Public law generally applies whenever there is an administrative body involved. These can range from a district (commune) to larger public institutions aimed at cooperation between local districts, i.e. a communauté de communes, a communauté d’agglomération or a syndicat mixte. It also encompasses situations involving prefectures or entities under contract with the administration.
This article will focus, albeit briefly, on the main points regarding land- and town-planning law in order to give an overview of this legal field and underline the role of public law lawyers.
Town-planning law: building projects and statutory permissions
Town-planning law and its legal regime can be first of particular interest to a buyer of a property (land or house) or an owner wishing to collect all necessary information on the property.
Despite its name, the land use plan (plan local d’urbanisme) constitutes the first document containing land-planning rules applying on the territory of a district. It distinguishes between building land and areas not suitable for development. Furthermore, it contains rules regarding the maximum surface of the construction, its height, permitted roof materials and the colours allowed for its external walls. It also regulates access to the property, as well as its dry and wet connections, i.e. electricity, drinking water and waste water. Attached to the plan might be a natural or technological risk prevention plan, France being mostly concerned with the risk of flooding.

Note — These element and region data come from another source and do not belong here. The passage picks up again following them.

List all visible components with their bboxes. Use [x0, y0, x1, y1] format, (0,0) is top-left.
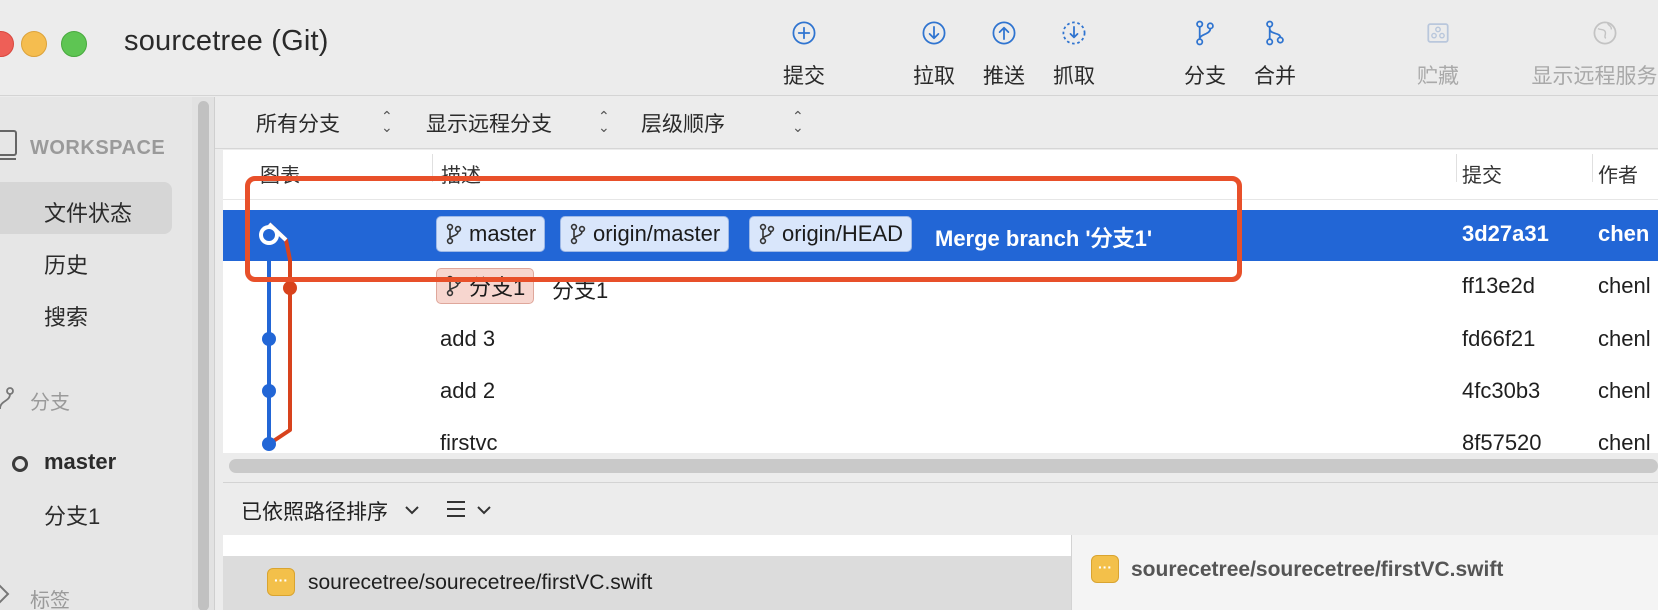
changed-file-path[interactable]: sourecetree/sourecetree/firstVC.swift — [308, 571, 652, 595]
branch-filter-dropdown[interactable]: 所有分支 — [256, 108, 340, 138]
branch-icon — [1196, 20, 1214, 46]
column-header-author[interactable]: 作者 — [1598, 159, 1638, 188]
sidebar-scroll-thumb[interactable] — [198, 101, 209, 610]
sidebar-item-file-status[interactable]: 文件状态 — [44, 196, 132, 228]
commit-author: chenl — [1598, 378, 1651, 403]
sidebar-branch-master[interactable]: master — [44, 449, 116, 475]
order-filter-dropdown[interactable]: 层级顺序 — [641, 108, 725, 138]
chevron-down-icon — [477, 506, 491, 515]
show-remote-button[interactable]: 显示远程服务器 — [1532, 18, 1658, 90]
window-title: sourcetree (Git) — [124, 25, 329, 57]
sort-by-path-dropdown[interactable]: 已依照路径排序 — [241, 496, 388, 526]
sidebar-tags-header: 标签 — [30, 590, 70, 610]
commit-message: add 3 — [440, 326, 496, 351]
list-view-icon[interactable] — [445, 497, 467, 521]
current-branch-indicator — [12, 456, 28, 472]
chevron-updown-icon: ⌃ ⌄ — [381, 108, 393, 135]
commit-hash: ff13e2d — [1462, 273, 1536, 298]
globe-icon — [1593, 21, 1617, 45]
plus-circle-icon — [792, 21, 816, 45]
commit-author: chen — [1598, 221, 1650, 246]
modified-file-icon: ··· — [267, 568, 295, 596]
fetch-dashed-circle-icon — [1062, 21, 1086, 45]
sidebar-branch-1[interactable]: 分支1 — [44, 499, 100, 531]
merge-icon — [1266, 20, 1284, 46]
workspace-header: WORKSPACE — [30, 137, 166, 159]
commit-author: chenl — [1598, 273, 1651, 298]
sidebar-scrollbar[interactable] — [192, 97, 215, 610]
branches-icon — [0, 387, 14, 410]
tag-icon — [0, 584, 10, 604]
diff-file-header: sourecetree/sourecetree/firstVC.swift — [1131, 558, 1504, 581]
commit-message: add 2 — [440, 378, 496, 403]
highlight-annotation-box — [245, 176, 1242, 282]
commit-button[interactable]: 提交 — [759, 18, 849, 90]
chevron-down-icon — [405, 506, 419, 515]
commit-author: chenl — [1598, 326, 1651, 351]
stash-icon — [1427, 23, 1449, 43]
sidebar-branches-header: 分支 — [30, 392, 70, 414]
column-separator[interactable] — [1456, 154, 1457, 182]
file-list-toolbar — [223, 483, 1658, 535]
remote-filter-dropdown[interactable]: 显示远程分支 — [426, 108, 552, 138]
history-horizontal-scrollbar[interactable] — [229, 459, 1658, 473]
chevron-updown-icon: ⌃ ⌄ — [598, 108, 610, 135]
commit-hash: 4fc30b3 — [1462, 378, 1541, 403]
workspace-icon — [0, 130, 17, 160]
commit-hash: 3d27a31 — [1462, 221, 1549, 246]
commit-message: firstvc — [440, 430, 498, 455]
commit-author: chenl — [1598, 430, 1651, 455]
sidebar — [0, 97, 192, 610]
modified-file-icon: ··· — [1091, 555, 1119, 583]
sidebar-item-search[interactable]: 搜索 — [44, 300, 88, 332]
zoom-window-button[interactable] — [61, 31, 87, 57]
minimize-window-button[interactable] — [21, 31, 47, 57]
arrow-up-circle-icon — [992, 21, 1016, 45]
commit-hash: 8f57520 — [1462, 430, 1542, 455]
column-header-commit[interactable]: 提交 — [1462, 159, 1502, 188]
merge-button[interactable]: 合并 — [1230, 18, 1320, 90]
chevron-updown-icon: ⌃ ⌄ — [792, 108, 804, 135]
commit-hash: fd66f21 — [1462, 326, 1536, 351]
sidebar-item-history[interactable]: 历史 — [44, 248, 88, 280]
stash-button[interactable]: 贮藏 — [1393, 18, 1483, 90]
fetch-button[interactable]: 抓取 — [1029, 18, 1119, 90]
column-separator[interactable] — [1592, 154, 1593, 182]
arrow-down-circle-icon — [922, 21, 946, 45]
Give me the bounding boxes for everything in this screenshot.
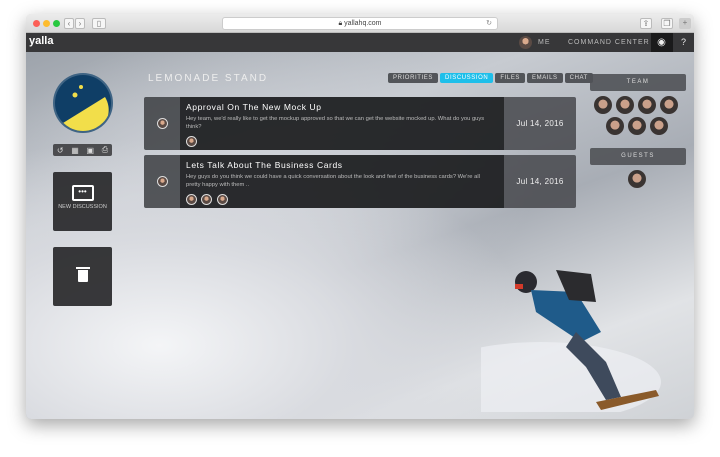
new-discussion-label: NEW DISCUSSION — [58, 204, 107, 210]
maximize-window-button[interactable] — [53, 20, 60, 27]
archive-icon[interactable]: ▣ — [86, 146, 94, 155]
lock-icon: 🔒︎ — [338, 20, 343, 27]
broadcast-icon[interactable]: ◉ — [651, 33, 673, 52]
print-icon[interactable]: ⎙ — [102, 145, 108, 155]
discussion-title[interactable]: Approval On The New Mock Up — [186, 102, 498, 112]
minimize-window-button[interactable] — [43, 20, 50, 27]
team-member-avatar[interactable] — [638, 96, 656, 114]
tab-emails[interactable]: EMAILS — [527, 73, 563, 83]
tab-files[interactable]: FILES — [495, 73, 526, 83]
new-tab-button[interactable]: + — [679, 18, 691, 29]
author-avatar — [156, 176, 168, 187]
address-bar[interactable]: 🔒︎ yallahq.com ↻ — [222, 17, 498, 30]
team-member-avatar[interactable] — [616, 96, 634, 114]
guest-avatar[interactable] — [628, 170, 646, 188]
tab-chat[interactable]: CHAT — [564, 73, 593, 83]
back-button[interactable]: ‹ — [64, 18, 74, 29]
yalla-logo[interactable]: yalla — [29, 35, 53, 47]
discussion-item[interactable]: Lets Talk About The Business Cards Hey g… — [144, 155, 576, 208]
participant-avatar — [216, 194, 228, 205]
team-member-avatar[interactable] — [594, 96, 612, 114]
discussion-date: Jul 14, 2016 — [504, 97, 576, 150]
participant-avatar — [201, 194, 213, 205]
tabs-icon[interactable]: ❐ — [661, 18, 673, 29]
section-tabs: PRIORITIES DISCUSSION FILES EMAILS CHAT — [388, 73, 593, 83]
discussion-title[interactable]: Lets Talk About The Business Cards — [186, 160, 498, 170]
guests-header: GUESTS — [590, 148, 686, 165]
discussion-preview: Hey team, we'd really like to get the mo… — [186, 116, 485, 130]
team-header: TEAM — [590, 74, 686, 91]
help-icon[interactable]: ? — [674, 33, 694, 52]
trash-icon — [75, 267, 90, 282]
lemon-icon — [63, 85, 109, 131]
main-content: ↺ ▦ ▣ ⎙ ••• NEW DISCUSSION LEMONADE STAN… — [26, 52, 694, 419]
chat-bubble-icon: ••• — [71, 185, 94, 201]
participant-avatar — [186, 136, 197, 147]
team-member-avatar[interactable] — [660, 96, 678, 114]
browser-window: ‹ › ▯ 🔒︎ yallahq.com ↻ ⇪ ❐ + yalla ME COM… — [26, 14, 694, 419]
discussion-preview: Hey guys do you think we could have a qu… — [186, 174, 480, 188]
discussion-item[interactable]: Approval On The New Mock Up Hey team, we… — [144, 97, 576, 150]
new-discussion-button[interactable]: ••• NEW DISCUSSION — [53, 172, 112, 231]
participant-avatar — [186, 194, 197, 205]
url-text: yallahq.com — [344, 20, 382, 27]
delete-button[interactable] — [53, 247, 112, 306]
author-avatar — [156, 118, 168, 129]
team-member-avatar[interactable] — [628, 117, 646, 135]
snowboarder-image — [481, 270, 661, 412]
me-link[interactable]: ME — [538, 39, 551, 46]
app-topbar: yalla ME COMMAND CENTER ◉ ? — [26, 33, 694, 52]
tab-discussion[interactable]: DISCUSSION — [440, 73, 494, 83]
share-icon[interactable]: ⇪ — [640, 18, 652, 29]
tab-priorities[interactable]: PRIORITIES — [388, 73, 439, 83]
team-member-avatar[interactable] — [606, 117, 624, 135]
project-title: LEMONADE STAND — [148, 73, 269, 84]
forward-button[interactable]: › — [75, 18, 85, 29]
browser-toolbar: ‹ › ▯ 🔒︎ yallahq.com ↻ ⇪ ❐ + — [26, 14, 694, 33]
reload-icon[interactable]: ↻ — [486, 18, 492, 30]
project-tools: ↺ ▦ ▣ ⎙ — [53, 144, 112, 156]
team-member-avatar[interactable] — [650, 117, 668, 135]
command-center-link[interactable]: COMMAND CENTER — [568, 39, 650, 46]
discussion-date: Jul 14, 2016 — [504, 155, 576, 208]
project-logo[interactable] — [53, 73, 113, 133]
history-icon[interactable]: ↺ — [57, 146, 64, 155]
me-avatar[interactable] — [519, 36, 532, 49]
close-window-button[interactable] — [33, 20, 40, 27]
calendar-icon[interactable]: ▦ — [71, 146, 79, 155]
sidebar-toggle-icon[interactable]: ▯ — [92, 18, 106, 29]
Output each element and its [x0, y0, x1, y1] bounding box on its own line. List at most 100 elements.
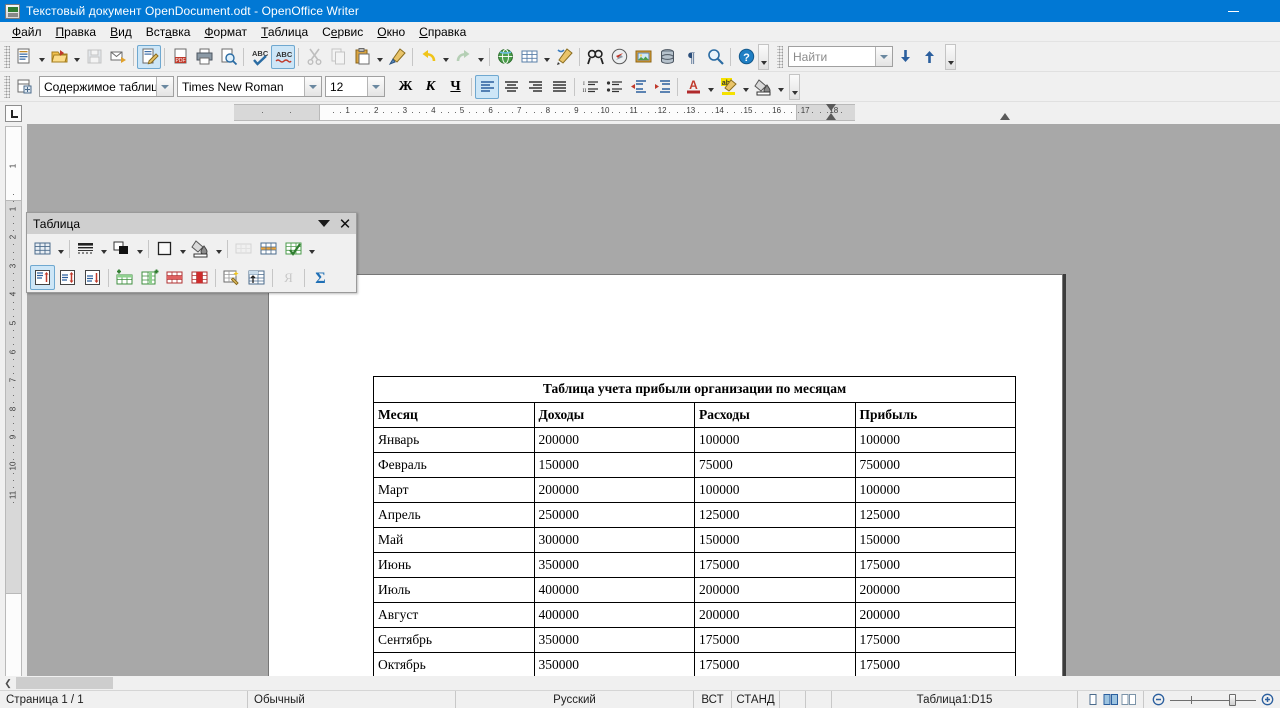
status-selection-mode[interactable]: СТАНД [732, 691, 780, 708]
border-color-dropdown[interactable] [134, 237, 145, 261]
scroll-left-button[interactable]: ❮ [0, 676, 16, 690]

The 2007 reform has simplified the situation by reducing to three the statutory permissions. As a principle, every construction needs permission; however, there are exceptions depending on the importance of the project. Small projects, such as a swimming-pool, a garden shed or a terrace of less than 20sqm are only subject to notifications of construction. This involves registering plans at the town hall and waiting a month to be entitled to launch the construction works.
More important projects require building permission. The building of a private house requires a thorough plan, including details about the integration of the house in its environment, or the existing vegetation and new trees to plant. Such documents will be scrutinised by the local land-planning commission, over a period of no more than two months. This commission can ask for modifications before granting permission to the applicant.
Finally, even more important projects, such as the development of housing estates, will need planning permission awarded after a review of a three to six month time-limit.
In any of the three foreseen procedures, permissions and time-limit may vary according to the location of the project in the vicinity of a natural reserve or a monument and the necessary recommendation of France’s architectural heritage commission.
Building permission is always given subject to neighbours’ rights. Thus, neighbours or other interested third parties can always challenge the legality of such permissions. However, they must do so within two months.
Public work damages
The public work damages concept generally covers damage caused by construction work by the administration for mending roads or restoring networks. Road users, shopkeepers or other third parties suffering harm caused by such construction works are entitled to register claims before courts, provided their damage is private, unusual and sufficiently serious.
Damages can also occur as a result of a public sector installation. This situation notably encompasses the waste issue and renewable energy installations. Districts and other larger public institutions are responsible for the implantation of waste reception centres and the establishment of development areas for wind turbines. Those living nearby such installations can submit the matter to court to try to modify the waste plan or the renewable energy local programme. Environmental law disputes relate to French law as well as European regulations, thus calling for the intervention of specialised public law lawyers.